Washington Monthly has put out its annual answer to the US News college rankings, even going so far as to launch a new blog devoted to the subject.
Steve Benen highlights some of the findings:
* Only one of the U.S. News top ten universities — Stanford — makes the Washington Monthly‘s top ten, while high profile institutions such as Princeton, Duke and Penn fail to even crack Washington Monthly‘s Top 25.
* Some of top universities on the Washington Monthly list, like South Carolina State (#6) and Jackson State (#22), are non-elite “red state” schools buried in the lowest tiers of the U.S. News list.
* While all the top twenty U.S. News universities are private, thirteen of the top twenty Washington Monthly universities are public.
* The University of California system grabs the top three slots-including number-one-ranked Berkley — even as the state of California is slashing higher education funding.
* Women’s liberal arts colleges score well in the Washington Monthly rankings, with Mount Holyoke, Smith, Bryn Mawr and Wellesley all in the Top 10. Historically black institutions, such as Spelman and Morehouse, also make strong showings.
Steve says that “We want people to use this information to change the way they think about colleges and universities, the first step toward changing the institutions themselves.” As such, they “rank schools based on what they are doing for the country — by improving social mobility, producing research, and promoting public service.”
As a graduate of non-elite “red state” schools, Jacksonville State and the University of Alabama, I’m all in favor of a ranking system that puts an emphasis on bang for the buck rather than institutional prestige.
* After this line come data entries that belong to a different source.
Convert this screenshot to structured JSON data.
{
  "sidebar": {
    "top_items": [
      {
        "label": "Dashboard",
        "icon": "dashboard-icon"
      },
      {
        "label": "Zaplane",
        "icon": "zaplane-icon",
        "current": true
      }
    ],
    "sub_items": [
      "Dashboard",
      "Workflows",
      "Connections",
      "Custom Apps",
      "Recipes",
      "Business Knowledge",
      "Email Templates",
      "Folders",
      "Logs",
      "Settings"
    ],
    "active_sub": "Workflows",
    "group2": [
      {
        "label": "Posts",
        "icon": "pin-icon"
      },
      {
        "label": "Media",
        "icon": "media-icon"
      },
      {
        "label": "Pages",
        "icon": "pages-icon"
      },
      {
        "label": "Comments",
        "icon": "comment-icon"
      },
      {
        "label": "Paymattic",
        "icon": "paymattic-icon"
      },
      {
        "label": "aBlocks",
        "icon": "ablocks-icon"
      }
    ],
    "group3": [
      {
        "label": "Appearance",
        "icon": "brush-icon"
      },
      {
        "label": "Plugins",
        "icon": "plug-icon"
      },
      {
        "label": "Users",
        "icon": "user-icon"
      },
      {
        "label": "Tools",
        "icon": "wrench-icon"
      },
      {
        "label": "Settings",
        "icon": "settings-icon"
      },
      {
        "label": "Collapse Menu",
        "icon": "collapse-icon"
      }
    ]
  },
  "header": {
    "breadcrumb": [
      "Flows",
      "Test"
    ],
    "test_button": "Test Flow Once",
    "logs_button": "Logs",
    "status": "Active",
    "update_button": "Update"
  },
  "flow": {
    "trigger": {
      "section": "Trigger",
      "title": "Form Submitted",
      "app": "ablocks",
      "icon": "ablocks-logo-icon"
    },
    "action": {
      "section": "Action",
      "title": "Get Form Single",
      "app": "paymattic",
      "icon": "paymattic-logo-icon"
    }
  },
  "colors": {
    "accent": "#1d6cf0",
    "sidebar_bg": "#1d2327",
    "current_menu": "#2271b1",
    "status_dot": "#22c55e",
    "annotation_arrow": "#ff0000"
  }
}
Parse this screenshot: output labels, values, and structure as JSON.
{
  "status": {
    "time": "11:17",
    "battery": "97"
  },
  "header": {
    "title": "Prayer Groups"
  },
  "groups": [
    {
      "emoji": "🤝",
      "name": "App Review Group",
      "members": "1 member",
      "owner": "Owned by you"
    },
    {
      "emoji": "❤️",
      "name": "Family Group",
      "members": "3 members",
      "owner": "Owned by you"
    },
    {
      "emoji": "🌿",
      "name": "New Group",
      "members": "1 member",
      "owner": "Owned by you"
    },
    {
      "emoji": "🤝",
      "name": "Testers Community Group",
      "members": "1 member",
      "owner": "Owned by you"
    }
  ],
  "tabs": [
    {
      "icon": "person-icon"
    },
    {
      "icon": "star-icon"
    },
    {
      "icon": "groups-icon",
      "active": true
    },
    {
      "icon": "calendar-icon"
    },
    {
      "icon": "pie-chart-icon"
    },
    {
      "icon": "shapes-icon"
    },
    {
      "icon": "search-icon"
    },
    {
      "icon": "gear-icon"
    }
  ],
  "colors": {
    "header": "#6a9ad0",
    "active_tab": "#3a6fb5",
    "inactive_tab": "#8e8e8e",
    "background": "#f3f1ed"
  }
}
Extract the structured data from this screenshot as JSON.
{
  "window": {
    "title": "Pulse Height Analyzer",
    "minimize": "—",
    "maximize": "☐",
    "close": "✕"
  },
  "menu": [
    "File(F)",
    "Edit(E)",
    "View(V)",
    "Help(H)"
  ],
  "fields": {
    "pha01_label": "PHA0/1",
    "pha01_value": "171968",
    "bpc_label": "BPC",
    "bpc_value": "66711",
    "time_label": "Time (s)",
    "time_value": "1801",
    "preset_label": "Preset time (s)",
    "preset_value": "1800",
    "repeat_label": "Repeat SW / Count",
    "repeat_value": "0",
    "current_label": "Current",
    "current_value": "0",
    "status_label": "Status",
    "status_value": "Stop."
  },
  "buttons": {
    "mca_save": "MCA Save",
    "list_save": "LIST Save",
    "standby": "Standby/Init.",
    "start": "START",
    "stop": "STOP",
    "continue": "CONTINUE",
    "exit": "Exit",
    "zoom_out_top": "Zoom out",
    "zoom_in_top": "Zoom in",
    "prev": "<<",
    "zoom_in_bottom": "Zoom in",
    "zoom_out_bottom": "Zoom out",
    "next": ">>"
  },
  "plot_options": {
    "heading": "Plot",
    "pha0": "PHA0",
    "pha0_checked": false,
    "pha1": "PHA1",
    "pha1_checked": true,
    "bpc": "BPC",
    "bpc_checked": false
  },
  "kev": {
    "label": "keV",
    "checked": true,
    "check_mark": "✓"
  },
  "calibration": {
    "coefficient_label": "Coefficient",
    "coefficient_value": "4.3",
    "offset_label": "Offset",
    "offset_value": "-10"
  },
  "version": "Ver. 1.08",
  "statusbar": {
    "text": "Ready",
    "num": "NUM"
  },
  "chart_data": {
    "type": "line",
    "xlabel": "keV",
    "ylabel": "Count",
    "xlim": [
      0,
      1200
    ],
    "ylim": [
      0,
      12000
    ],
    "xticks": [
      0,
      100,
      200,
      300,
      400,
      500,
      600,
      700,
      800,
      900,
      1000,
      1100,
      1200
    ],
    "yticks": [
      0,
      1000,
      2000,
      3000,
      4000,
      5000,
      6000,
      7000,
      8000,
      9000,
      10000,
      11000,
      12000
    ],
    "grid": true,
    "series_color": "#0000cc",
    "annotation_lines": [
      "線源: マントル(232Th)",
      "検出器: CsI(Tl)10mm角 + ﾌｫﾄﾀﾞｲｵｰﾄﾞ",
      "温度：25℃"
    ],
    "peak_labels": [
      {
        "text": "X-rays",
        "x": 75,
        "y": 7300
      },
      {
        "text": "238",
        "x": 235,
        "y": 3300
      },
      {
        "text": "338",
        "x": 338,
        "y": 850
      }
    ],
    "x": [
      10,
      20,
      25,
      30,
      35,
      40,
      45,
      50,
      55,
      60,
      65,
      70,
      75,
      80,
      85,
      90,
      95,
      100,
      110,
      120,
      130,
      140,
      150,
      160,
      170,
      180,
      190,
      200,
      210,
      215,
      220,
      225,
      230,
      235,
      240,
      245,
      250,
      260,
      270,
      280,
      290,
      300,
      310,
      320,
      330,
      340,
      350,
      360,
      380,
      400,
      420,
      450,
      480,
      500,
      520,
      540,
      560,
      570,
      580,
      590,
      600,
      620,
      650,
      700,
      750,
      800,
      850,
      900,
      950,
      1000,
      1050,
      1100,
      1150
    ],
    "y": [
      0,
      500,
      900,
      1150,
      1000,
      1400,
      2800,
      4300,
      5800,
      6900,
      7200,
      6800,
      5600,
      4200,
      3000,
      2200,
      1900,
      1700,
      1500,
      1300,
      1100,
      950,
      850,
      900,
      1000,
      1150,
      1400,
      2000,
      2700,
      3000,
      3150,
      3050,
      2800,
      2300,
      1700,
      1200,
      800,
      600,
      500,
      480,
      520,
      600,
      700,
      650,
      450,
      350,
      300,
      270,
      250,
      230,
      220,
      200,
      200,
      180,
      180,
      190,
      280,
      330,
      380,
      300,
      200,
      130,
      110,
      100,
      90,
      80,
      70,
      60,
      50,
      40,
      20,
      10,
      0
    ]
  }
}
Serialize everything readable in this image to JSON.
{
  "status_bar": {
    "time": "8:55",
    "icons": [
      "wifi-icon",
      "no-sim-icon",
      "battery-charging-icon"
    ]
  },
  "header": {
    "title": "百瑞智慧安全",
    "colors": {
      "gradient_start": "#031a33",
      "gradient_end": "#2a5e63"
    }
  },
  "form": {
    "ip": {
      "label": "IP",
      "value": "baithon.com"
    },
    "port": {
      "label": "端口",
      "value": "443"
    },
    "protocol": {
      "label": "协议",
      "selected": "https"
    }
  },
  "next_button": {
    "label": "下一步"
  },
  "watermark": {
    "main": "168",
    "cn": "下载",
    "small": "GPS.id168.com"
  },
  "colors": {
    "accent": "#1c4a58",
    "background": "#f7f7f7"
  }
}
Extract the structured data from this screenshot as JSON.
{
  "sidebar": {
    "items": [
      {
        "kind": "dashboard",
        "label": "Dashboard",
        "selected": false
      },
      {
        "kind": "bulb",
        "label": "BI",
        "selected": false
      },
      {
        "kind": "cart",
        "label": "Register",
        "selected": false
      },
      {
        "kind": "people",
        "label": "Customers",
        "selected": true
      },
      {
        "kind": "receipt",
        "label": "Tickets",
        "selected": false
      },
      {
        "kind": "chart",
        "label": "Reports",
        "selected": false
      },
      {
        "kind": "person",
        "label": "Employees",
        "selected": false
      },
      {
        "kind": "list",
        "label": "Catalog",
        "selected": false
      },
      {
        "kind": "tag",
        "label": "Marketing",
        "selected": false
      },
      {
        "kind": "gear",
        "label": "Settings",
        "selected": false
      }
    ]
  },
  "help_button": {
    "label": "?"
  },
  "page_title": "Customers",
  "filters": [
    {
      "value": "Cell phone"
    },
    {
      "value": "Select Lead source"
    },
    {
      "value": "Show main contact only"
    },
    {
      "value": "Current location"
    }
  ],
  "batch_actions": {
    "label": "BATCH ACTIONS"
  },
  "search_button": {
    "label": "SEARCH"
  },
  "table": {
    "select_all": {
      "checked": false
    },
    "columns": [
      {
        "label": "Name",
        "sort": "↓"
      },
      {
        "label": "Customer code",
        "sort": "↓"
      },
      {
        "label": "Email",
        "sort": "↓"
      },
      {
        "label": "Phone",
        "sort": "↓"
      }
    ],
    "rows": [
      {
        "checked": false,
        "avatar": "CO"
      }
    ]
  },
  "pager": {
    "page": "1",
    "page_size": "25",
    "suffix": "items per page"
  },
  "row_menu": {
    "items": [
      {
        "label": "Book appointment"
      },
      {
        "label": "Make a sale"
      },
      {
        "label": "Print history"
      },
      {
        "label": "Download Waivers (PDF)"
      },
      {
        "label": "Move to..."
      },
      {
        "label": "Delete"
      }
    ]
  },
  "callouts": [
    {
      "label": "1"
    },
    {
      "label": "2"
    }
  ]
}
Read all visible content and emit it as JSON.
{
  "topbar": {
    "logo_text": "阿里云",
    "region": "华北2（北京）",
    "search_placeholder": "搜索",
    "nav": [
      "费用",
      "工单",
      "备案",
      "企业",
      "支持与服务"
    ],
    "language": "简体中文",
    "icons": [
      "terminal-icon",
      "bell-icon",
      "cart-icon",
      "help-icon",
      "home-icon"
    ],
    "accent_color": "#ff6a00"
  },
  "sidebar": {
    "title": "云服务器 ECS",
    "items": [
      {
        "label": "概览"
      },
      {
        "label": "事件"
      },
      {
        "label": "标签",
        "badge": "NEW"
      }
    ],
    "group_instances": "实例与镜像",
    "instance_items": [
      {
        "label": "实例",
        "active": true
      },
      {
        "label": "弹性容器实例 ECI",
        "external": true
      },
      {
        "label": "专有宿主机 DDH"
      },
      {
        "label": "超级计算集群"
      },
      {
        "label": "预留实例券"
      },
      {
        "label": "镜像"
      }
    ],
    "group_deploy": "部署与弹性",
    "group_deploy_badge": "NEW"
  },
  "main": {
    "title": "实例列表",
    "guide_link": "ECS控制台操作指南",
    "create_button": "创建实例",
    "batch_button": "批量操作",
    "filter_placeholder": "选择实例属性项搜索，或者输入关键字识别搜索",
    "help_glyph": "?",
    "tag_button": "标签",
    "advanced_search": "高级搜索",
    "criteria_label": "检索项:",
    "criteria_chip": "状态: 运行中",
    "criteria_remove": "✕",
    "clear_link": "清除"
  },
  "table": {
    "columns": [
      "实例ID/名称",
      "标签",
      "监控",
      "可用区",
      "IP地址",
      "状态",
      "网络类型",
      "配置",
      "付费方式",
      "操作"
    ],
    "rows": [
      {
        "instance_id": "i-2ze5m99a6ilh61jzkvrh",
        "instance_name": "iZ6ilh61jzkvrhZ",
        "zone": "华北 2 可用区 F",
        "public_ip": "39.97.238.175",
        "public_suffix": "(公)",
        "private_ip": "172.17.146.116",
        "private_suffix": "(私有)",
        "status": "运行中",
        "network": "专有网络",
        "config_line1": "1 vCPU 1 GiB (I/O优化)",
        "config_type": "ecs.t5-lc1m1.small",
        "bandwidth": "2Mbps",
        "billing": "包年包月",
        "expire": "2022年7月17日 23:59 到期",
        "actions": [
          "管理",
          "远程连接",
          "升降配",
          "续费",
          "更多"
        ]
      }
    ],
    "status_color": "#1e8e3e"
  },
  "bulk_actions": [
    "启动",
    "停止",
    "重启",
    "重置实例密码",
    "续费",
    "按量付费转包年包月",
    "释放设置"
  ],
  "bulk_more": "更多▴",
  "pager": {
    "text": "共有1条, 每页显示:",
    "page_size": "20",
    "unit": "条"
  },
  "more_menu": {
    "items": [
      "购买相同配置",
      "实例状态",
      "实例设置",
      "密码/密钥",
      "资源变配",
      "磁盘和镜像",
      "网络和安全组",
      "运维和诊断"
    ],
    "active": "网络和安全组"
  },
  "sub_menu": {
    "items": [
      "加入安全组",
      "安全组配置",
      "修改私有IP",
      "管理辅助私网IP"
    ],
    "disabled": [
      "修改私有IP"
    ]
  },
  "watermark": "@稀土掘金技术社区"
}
But, as I’ve noted before, I’m not sure substituting one set of biases for another is that big a step forward.
While the U.S. News guide managed to transform the way we thought of college education a generation ago, I continue to be skeptical that Washington Monthly‘s answer will do the same. As many of my readers noted two years ago, when the rankings had Texas A&M as the best college in the country (it’s since dropped to 5th) how many of the magazine’s board and senior contributors are going to send their kids to College Station for school if Cambridge and New Haven are options? For that matter, are their new hires going to be coming from South Carolina State instead of Harvard?